Velocity of incumbents:

With every new product release or new start-up company we will see hundreds of companies become irrelevant and, at the same time, thousands of new companies spawn. DeepMind cofounder and author Mustafa Suleyman predicts “the coming wave of technologies threatens to fail faster and on a wider scale than anything witnessed before.” This proliferation of AI advancements will increase the risk for executive leaders of falling into analysis paralysis. To adapt and succeed in this new era of rapid AI innovation, it is imperative for organizations to focus on three key outcomes: (1) redefining relationships with their customers, (2) redefining their relationships with their employees, and (3) redefining their industry.

For those following the market, it can often feel as though there are more IPO disappointments than successes as initial launches fall short of expectations, given the hype. In examining high-profile IPOs over the past two decades we see the importance of clear value, market readiness, scalability, realistic expectations, pace of innovation, and velocity of incumbents in determining the success of any new venture.
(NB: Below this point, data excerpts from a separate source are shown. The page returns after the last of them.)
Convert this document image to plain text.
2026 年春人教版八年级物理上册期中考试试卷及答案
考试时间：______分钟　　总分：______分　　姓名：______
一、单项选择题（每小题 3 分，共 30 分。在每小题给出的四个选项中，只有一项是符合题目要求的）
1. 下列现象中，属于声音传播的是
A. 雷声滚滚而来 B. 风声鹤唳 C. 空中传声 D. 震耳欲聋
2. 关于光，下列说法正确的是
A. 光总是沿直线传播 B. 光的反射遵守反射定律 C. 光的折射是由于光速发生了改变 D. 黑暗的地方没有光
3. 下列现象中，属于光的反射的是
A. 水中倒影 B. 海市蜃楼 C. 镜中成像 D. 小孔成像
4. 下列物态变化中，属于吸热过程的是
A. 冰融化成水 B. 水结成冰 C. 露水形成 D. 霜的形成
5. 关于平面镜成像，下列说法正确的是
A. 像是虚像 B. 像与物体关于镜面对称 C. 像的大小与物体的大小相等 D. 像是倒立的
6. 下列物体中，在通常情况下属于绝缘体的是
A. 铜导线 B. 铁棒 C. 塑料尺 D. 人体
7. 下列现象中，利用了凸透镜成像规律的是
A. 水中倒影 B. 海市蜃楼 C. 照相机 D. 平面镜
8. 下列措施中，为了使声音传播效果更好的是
With AI currently making its metaphorical market debut, we can apply these insights to take advantage of AI’s current trajectory and make plans to mitigate any impact on progress, successfully avoiding another AI winter.


Bridging the gap — the mandate for 2024

The key to AI’s success in this new era is to align the excitement of “going public” with the practicalities of AI’s current capabilities. This involves educating AI’s new stakeholders, setting realistic expectations, and focusing on responsible AI growth. The substantial AI investments in 2024 mean executives will be accountable for showing a return on these investments. To help our customers navigate these challenges, Slalom has built an AI business value calculator to help organizations focus on high-value AI investment cases while leveraging intelligence to compare business case ideas across industry and function. Returning to the opening predicament of our AI executive eager to show tangible results and secure continued funding and engagement, the goal is to help executives allocate their budgets to realize the maximum potential of AI investments. Now, as you walk into the boardroom, equipped with the right tools and secure in the knowledge that your stakeholders are educated on the realities of AI’s current capabilities, you confidently make your pitch and secure funding to sustain the innovation required to redefine your organization’s relationship with your employees, your customers, and your industry.

As AI enters 2024, the balance between technology innovation and realistic expectations is more crucial than ever. This year has the potential to mark a significant leap in AI’s journey, provided we heed the lessons of AI’s history.